The 3-hour IFR instruction recency requirement for IRI revalidation is an active management concern at ATOs where IRI-qualified instructors also fly the line. A senior instructor who is flying 70–80 hours per month on an airline type is accumulating substantial IFR hours — but airline line flying does not count toward the IRI recency requirement unless it includes logged instruction given. An IRI who moves from full-time instruction to part-time instruction and full-time line flying may inadvertently allow the revalidation-required instruction hours to lapse, particularly if the ATO's revalidation tracking relies on the instructor self-reporting rather than the training management system automatically counting the logged instruction-given entries.

How Aviatize Handles This

Aviatize's training management module enforces IRI authorization as a mandatory constraint for all instrument instruction sessions. The lesson type taxonomy distinguishes VFR dual, IFR dual, FNPT II instrument, and FFS instrument lessons; each IFR or simulator-instrument lesson type requires an IRI (or FI(I)) credential for instructor assignment. The scheduling engine blocks non-IRI instructors from instrument sessions at the booking stage, and the lesson completion workflow captures both the instruction-given hours and the specific IFR flight time character of each lesson — building the per-instructor IFR instruction record that the compliance module uses for revalidation tracking.

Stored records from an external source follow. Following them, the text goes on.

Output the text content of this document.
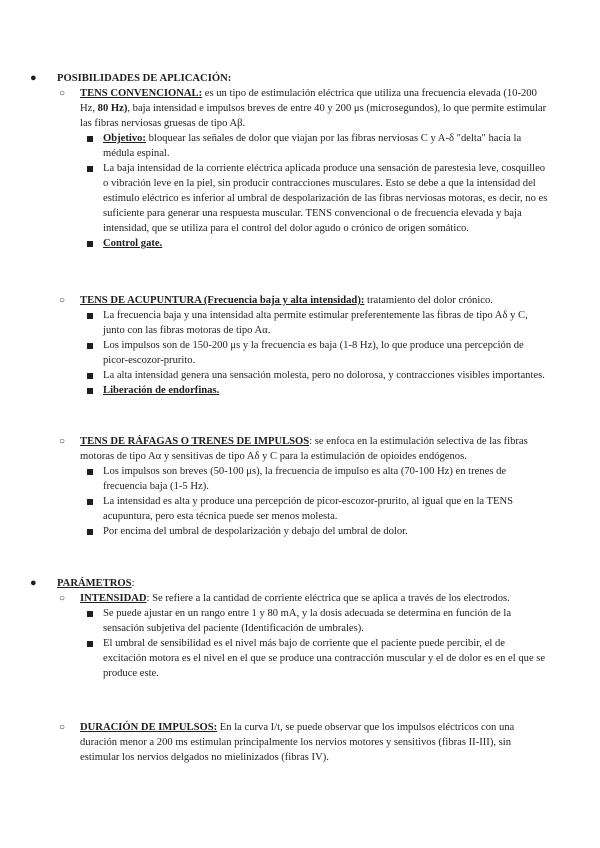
● POSIBILIDADES DE APLICACIÓN:
○ TENS CONVENCIONAL: es un tipo de estimulación eléctrica que utiliza una frecuencia elevada (10-200 Hz, 80 Hz), baja intensidad e impulsos breves de entre 40 y 200 μs (microsegundos), lo que permite estimular las fibras nerviosas gruesas de tipo Aβ.
Objetivo: bloquear las señales de dolor que viajan por las fibras nerviosas C y A-δ "delta" hacia la médula espinal.
La baja intensidad de la corriente eléctrica aplicada produce una sensación de parestesia leve, cosquilleo o vibración leve en la piel, sin producir contracciones musculares. Esto se debe a que la intensidad del estímulo eléctrico es inferior al umbral de despolarización de las fibras nerviosas motoras, es decir, no es suficiente para generar una respuesta muscular. TENS convencional o de frecuencia elevada y baja intensidad, que se utiliza para el control del dolor agudo o crónico de origen somático.
Control gate.
○ TENS DE ACUPUNTURA (Frecuencia baja y alta intensidad): tratamiento del dolor crónico.
La frecuencia baja y una intensidad alta permite estimular preferentemente las fibras de tipo Aδ y C, junto con las fibras motoras de tipo Aα.
Los impulsos son de 150-200 μs y la frecuencia es baja (1-8 Hz), lo que produce una percepción de picor-escozor-prurito.
La alta intensidad genera una sensación molesta, pero no dolorosa, y contracciones visibles importantes.
Liberación de endorfinas.
○ TENS DE RÁFAGAS O TRENES DE IMPULSOS: se enfoca en la estimulación selectiva de las fibras motoras de tipo Aα y sensitivas de tipo Aδ y C para la estimulación de opioides endógenos.
Los impulsos son breves (50-100 μs), la frecuencia de impulso es alta (70-100 Hz) en trenes de frecuencia baja (1-5 Hz).
La intensidad es alta y produce una percepción de picor-escozor-prurito, al igual que en la TENS acupuntura, pero esta técnica puede ser menos molesta.
Por encima del umbral de despolarización y debajo del umbral de dolor.
● PARÁMETROS:
○ INTENSIDAD: Se refiere a la cantidad de corriente eléctrica que se aplica a través de los electrodos.
Se puede ajustar en un rango entre 1 y 80 mA, y la dosis adecuada se determina en función de la sensación subjetiva del paciente (Identificación de umbrales).
El umbral de sensibilidad es el nivel más bajo de corriente que el paciente puede percibir, el de excitación motora es el nivel en el que se produce una contracción muscular y el de dolor es en el que se produce este.
○ DURACIÓN DE IMPULSOS: En la curva I/t, se puede observar que los impulsos eléctricos con una duración menor a 200 ms estimulan principalmente los nervios motores y sensitivos (fibras II-III), sin estimular los nervios delgados no mielinizados (fibras IV).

For CB-IR programs specifically, the training management module supports the 80-hour minimum structure with the 50-hour simulator minimum as a hard gate: the system tracks total instrument instruction hours, total simulator instruction hours, and progress against the CB-IR standard course syllabus items simultaneously. The Head of Training can view each CB-IR student's progress against all three dimensions in a single dashboard, and the system flags students whose simulator-to-aircraft ratio is running below the 50-hour simulator minimum before the course is complete — enabling corrective scheduling before the student reaches the skill-test stage with an unmet minimum that would void the skill test application.